For his part, Lindbergh could not have been more relieved that his country’s hysteria over him had finally subsided. But from both Berg’s and Reeve Lindbergh’s accounts, it seems that he was unable to find an all-consuming outlet for his enormous energies and abilities. The same compulsive attention to detail that had permitted him to perform dangerous and complicated exploits with such seeming ease he now applied to lesser tasks. He appears to have expended much effort rather frantically filling time, as Berg wryly details in a deftly written passage:

“He compiled lists of ‘Things to Do,’ which he divided into three categories--Current, Immediate, and Near Future. Those done, he might busy himself with . . . making lists of all the planes he had ever flown, places the house trailer had been. . . . Or he might refine the packing list for his trips, sorting and weighing each item. . . . When Anne said the kitchen needed a new stove, Charles told her to postpone the decision on this ‘important and complicated subject’ until they could analyze the purchase ‘from personal, economic, and military standpoints.’ Charles, Mrs. Morrow [Lindbergh’s mother-in-law] wrote in her diary, ‘needs a steady job.’ ”

Still, in many ways the last 30 years of his life were personally his richest and most productive, as he worked continually on his craft as a writer and pursued his deep interests in such subjects as anthropology and conservation. Reeve Lindbergh astutely and touchingly depicts this phase of Lindbergh’s life, when he became something of a suburban family man, albeit an obsessively organized and peripatetic one.

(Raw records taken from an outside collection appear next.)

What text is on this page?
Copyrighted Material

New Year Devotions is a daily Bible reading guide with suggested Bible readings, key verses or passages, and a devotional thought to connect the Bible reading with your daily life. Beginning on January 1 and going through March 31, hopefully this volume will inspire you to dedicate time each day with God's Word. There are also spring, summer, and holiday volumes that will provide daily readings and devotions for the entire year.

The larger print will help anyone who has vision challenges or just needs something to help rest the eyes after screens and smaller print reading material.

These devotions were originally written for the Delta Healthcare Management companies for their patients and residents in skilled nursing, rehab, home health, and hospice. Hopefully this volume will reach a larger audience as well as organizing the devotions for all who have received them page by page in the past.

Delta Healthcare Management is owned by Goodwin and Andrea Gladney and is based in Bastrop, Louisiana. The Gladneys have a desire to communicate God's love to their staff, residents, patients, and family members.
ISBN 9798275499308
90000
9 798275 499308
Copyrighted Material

Lindbergh often returned in his thoughts and his writing to his 1927 flight, less, one senses, nostalgically than ruefully. When not yet a man, Lindbergh had pursued greatness without regard for the terrible price it would exact. He was no doubt proud of the feat for which he will always be remembered; however--as Berg’s dark epic attests--Lindbergh’s greatest accomplishment was not surviving the most important flight in history but surviving his country’s deadly embrace.